A more pertinent question can be raised concerning lifestyle, however, if the transplant team realizes that the person in need will not look after himself or herself after receiving a new organ. In other words, if the person is not prepared to follow a careful diet, give up alcohol or smoking, or take the immunosuppressant drugs properly, then should the team take such a person off the transplant list? There are strong arguments in favour of this position. The squandering of a scarce and expensive resource, one that another would use properly, is a major consideration in the assigning of that resource. People, even people who may have abused themselves into their present difficulties, deserve a full and equal chance to live a renewed life through a transplant, but only if they are willing to look after the gift that is given them. Such, I believe, is the traditional, Catholic notion of stewardship.
Third, and finally, we need to consider for a moment a number of issues that arise concerning living organ donations. To this point, we may have assumed that all organs are cadaver organs, that is, donated from those who have just died. Today, however, there are possibilities for people to donate an organ or a part of an organ without dying. It is not unusual, for example, for parents or siblings to donate one of their kidneys or a part of their liver to a loved one whose organs have failed. When the donor is related to the recipient, the threat of rejection is often considerably less. These operations are becoming more common and are often truly a gift of new life. But they are not without problems and I will briefly mention three.

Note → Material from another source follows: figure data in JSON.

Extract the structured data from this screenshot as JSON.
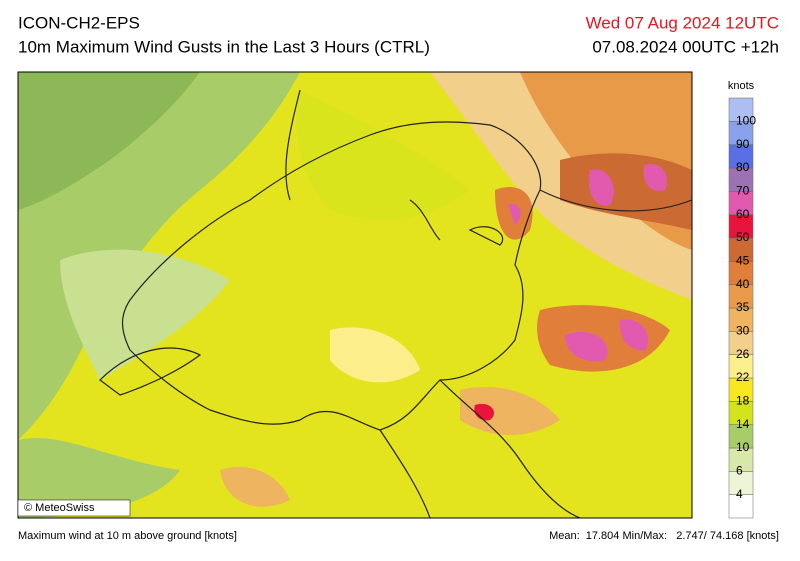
{
  "header": {
    "model": "ICON-CH2-EPS",
    "title": "10m Maximum Wind Gusts in the Last 3 Hours (CTRL)",
    "valid_time": "Wed 07 Aug 2024 12UTC",
    "run": "07.08.2024 00UTC +12h"
  },
  "legend": {
    "unit": "knots",
    "levels": [
      4,
      6,
      10,
      14,
      18,
      22,
      26,
      30,
      35,
      40,
      45,
      50,
      60,
      70,
      80,
      90,
      100
    ],
    "colors": [
      "#ffffff",
      "#eef4d6",
      "#d7e8a8",
      "#a8cc68",
      "#d4e41c",
      "#f8e61e",
      "#fcee8a",
      "#f2d08c",
      "#eeb460",
      "#e89a48",
      "#e07e3a",
      "#cc6a34",
      "#e8143c",
      "#e25ab0",
      "#9c72b4",
      "#5a6ee6",
      "#8aa2ee",
      "#aebef2"
    ]
  },
  "map": {
    "credit": "© MeteoSwiss"
  },
  "footer": {
    "description": "Maximum wind at 10 m above ground [knots]",
    "stats": "Mean:  17.804 Min/Max:   2.747/ 74.168 [knots]"
  }
}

1. The most obvious problem is the risk to the donor. He or she must go through a serious operation with the usual risks and must then live without the organ or part that has been given. Ordinarily, this does not pose a problem for the donor, but it may restrict his or her lifestyle somewhat because they would be a bit more vulnerable with, say, only one kidney.
2. There is also the pressure that may be put on relatives to donate an organ. I do not believe that there can ever be an obligation for a family member to donate a body part to another person. Most family members, it seems, are quite prepared to be generous when a loved one is in need. But there may be many reasons why donating will not be acceptable to a possible donor. One can imagine the pressure, and perhaps the guilt of refusal, for the family member who is compatible. However, I believe that a free gift, not a pressured choice which can lead to all kinds of resentment and recriminations, is the only healthy choice.
3. Lastly, one might raise the question of donating an organ to someone you do not even know! I recall a number of high school students who were prepared to do precisely this after hearing a talk about living donors. They never thought about the eventual possibilities of needing two kidneys should they have a child or a spouse who needed one! Would older people, then, be likely candidates as anonymous living donors? Little is known about what this might mean for older people who may need all their organs precisely because they are getting older. Perhaps this is one of those questions that cannot be answered at the present time. We will have to learn from those generous people who have given an organ to a loved one and are now living with the consequences. Only time will tell us what those consequences really are.